Photo: Marcio Sanchez (AP)

Cal women’s basketball coach Lindsay Gottlieb was about to board a plane in Denver with her year-old son Jordan on Monday when she was stopped by a Southwest Airlines employee, who demanded to see proof that she was Jordan’s mother. Even after Gottlieb showed Jordan’s passport, the employee was not satisfied, which Gottlieb suspects is because her son is mixed-race and she is white.

It’s reasonable for an airline employee to verify the identity of a young child during the boarding process, but Gottlieb says they nearly missed their flight because the employee was unconvinced when she offered his passport, the standard verification method.
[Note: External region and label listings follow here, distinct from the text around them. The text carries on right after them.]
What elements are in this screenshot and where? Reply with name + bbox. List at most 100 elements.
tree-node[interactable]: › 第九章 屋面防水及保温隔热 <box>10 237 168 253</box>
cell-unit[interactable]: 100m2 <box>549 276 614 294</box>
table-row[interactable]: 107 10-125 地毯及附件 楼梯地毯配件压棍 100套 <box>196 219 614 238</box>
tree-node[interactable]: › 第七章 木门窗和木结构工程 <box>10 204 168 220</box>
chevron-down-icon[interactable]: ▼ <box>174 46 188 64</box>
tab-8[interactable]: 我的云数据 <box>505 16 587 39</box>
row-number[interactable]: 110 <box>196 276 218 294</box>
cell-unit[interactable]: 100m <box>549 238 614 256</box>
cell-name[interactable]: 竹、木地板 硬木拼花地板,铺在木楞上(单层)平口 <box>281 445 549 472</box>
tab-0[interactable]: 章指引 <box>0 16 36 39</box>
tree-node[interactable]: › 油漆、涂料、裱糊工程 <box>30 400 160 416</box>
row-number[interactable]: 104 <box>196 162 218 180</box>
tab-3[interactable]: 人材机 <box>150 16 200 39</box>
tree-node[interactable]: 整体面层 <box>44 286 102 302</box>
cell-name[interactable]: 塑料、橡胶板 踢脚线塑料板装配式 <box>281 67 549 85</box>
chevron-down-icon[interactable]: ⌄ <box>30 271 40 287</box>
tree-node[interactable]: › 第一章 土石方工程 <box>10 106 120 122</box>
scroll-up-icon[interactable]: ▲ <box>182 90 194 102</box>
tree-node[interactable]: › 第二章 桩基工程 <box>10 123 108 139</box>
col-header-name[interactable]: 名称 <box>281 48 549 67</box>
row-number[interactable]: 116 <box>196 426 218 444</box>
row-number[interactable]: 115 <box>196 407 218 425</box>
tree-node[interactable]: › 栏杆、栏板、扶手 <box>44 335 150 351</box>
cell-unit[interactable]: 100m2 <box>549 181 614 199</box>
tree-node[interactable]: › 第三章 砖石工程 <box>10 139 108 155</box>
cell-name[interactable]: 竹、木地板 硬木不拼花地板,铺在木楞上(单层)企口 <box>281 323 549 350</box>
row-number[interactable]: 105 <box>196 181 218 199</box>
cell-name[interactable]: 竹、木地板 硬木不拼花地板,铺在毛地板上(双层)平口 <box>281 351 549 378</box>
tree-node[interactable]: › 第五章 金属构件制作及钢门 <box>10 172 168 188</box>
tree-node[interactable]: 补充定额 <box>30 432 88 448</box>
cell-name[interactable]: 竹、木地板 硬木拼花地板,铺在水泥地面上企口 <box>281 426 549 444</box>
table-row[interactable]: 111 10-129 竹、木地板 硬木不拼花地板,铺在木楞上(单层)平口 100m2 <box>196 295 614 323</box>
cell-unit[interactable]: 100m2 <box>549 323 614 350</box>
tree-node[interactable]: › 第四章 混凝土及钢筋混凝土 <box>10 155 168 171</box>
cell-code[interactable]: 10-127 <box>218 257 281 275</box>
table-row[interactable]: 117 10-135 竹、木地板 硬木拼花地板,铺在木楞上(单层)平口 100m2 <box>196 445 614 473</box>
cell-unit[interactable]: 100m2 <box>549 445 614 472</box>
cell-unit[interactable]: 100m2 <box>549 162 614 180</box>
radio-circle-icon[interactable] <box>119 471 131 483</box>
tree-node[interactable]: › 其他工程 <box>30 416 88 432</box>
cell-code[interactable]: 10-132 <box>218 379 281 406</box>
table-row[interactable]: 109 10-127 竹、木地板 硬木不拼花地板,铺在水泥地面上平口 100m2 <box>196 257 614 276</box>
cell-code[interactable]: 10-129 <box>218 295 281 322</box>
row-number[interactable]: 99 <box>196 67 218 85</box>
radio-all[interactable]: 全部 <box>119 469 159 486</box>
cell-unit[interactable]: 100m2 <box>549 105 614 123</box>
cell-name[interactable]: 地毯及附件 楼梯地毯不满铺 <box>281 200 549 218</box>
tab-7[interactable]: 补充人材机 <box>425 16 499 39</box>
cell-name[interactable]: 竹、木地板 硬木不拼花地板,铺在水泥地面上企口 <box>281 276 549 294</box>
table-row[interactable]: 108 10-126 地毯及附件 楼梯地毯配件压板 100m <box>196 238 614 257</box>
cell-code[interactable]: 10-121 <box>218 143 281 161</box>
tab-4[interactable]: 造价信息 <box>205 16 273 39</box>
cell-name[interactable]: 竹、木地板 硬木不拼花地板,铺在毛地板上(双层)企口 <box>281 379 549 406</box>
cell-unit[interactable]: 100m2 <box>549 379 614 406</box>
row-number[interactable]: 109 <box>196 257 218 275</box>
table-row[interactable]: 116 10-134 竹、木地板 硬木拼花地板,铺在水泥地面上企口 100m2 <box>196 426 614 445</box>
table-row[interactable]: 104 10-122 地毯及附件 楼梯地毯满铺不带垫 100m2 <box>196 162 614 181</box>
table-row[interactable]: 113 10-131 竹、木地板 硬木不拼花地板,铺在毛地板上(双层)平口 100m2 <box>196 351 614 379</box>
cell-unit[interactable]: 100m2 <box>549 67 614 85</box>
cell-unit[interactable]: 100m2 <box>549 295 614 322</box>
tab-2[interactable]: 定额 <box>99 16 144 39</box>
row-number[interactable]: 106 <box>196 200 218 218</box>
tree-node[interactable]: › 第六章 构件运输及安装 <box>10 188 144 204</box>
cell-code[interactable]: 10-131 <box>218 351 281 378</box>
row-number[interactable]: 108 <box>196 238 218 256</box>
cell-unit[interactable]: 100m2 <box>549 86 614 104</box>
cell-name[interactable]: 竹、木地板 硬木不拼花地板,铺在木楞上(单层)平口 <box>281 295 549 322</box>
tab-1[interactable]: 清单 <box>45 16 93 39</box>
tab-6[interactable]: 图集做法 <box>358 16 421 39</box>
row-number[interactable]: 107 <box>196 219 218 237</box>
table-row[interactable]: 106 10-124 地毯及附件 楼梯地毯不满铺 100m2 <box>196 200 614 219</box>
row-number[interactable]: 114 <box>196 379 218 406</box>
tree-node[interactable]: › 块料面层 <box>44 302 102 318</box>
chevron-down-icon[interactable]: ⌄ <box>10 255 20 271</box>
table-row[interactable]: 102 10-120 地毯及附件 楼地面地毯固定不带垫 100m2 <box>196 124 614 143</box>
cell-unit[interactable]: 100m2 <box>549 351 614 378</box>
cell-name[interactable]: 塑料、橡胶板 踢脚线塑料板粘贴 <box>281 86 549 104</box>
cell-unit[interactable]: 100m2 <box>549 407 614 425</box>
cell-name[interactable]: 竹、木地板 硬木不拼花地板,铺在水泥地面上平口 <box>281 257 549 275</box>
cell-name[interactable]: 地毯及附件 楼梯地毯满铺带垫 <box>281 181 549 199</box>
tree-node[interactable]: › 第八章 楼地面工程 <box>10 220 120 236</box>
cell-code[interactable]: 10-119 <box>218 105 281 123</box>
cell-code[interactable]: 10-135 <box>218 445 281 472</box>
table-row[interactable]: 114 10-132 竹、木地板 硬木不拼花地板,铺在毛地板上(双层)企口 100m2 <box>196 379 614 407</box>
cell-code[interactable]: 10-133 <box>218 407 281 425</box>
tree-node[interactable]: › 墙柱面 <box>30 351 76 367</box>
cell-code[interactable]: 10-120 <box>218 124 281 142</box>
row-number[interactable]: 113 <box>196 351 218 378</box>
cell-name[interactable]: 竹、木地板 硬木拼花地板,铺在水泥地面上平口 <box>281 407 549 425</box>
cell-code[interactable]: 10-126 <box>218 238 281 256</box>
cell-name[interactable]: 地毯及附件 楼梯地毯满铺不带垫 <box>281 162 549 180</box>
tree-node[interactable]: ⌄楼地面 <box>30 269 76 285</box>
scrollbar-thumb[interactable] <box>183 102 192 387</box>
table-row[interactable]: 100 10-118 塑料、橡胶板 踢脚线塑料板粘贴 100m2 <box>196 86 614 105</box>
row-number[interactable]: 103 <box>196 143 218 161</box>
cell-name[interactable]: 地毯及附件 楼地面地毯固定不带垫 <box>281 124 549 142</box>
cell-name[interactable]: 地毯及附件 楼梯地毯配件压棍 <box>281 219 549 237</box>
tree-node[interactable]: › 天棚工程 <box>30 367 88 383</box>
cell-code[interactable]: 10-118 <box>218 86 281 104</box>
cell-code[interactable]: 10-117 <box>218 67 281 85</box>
The employee claimed it was because Gottlieb and her son have different last names. However, Gottlieb’s fiancé Patrick Martin was present. The employee apparently asked for Jordan’s birth certificate and claimed they were required to do so by federal law, which they were not. When Gottlieb said she didn’t have Jordan’s birth certificate on her (why would she?), the employee said they would be satisfied if Gottlieb showed a Facebook post that proved she was her son’s mother.

Jordan, who was born last May, is a regular flier, and Gottlieb says she had never been stopped and asked to prove his identity before. She told the Washington Post yesterday, “We had a passport that verified our son’s age and identity, and both parents were present. But still being pushed further to ‘prove’ that he was my son felt disrespectful and motivated by more than just concern for his well-being.”

Southwest released a statement and said they were sorry “if our interaction made this family uncomfortable.” Gottlieb also told the Post, “While it was upsetting and emotional, I realize that this was just one day of my life where I was uncomfortable and our family was made to feel ‘less than’ whereas others face similar situations on a daily basis. I hope the coverage this has received can serve as a learning opportunity and that all families — regardless of how ‘traditional’ they may or may not look — are treated with dignity and respect.”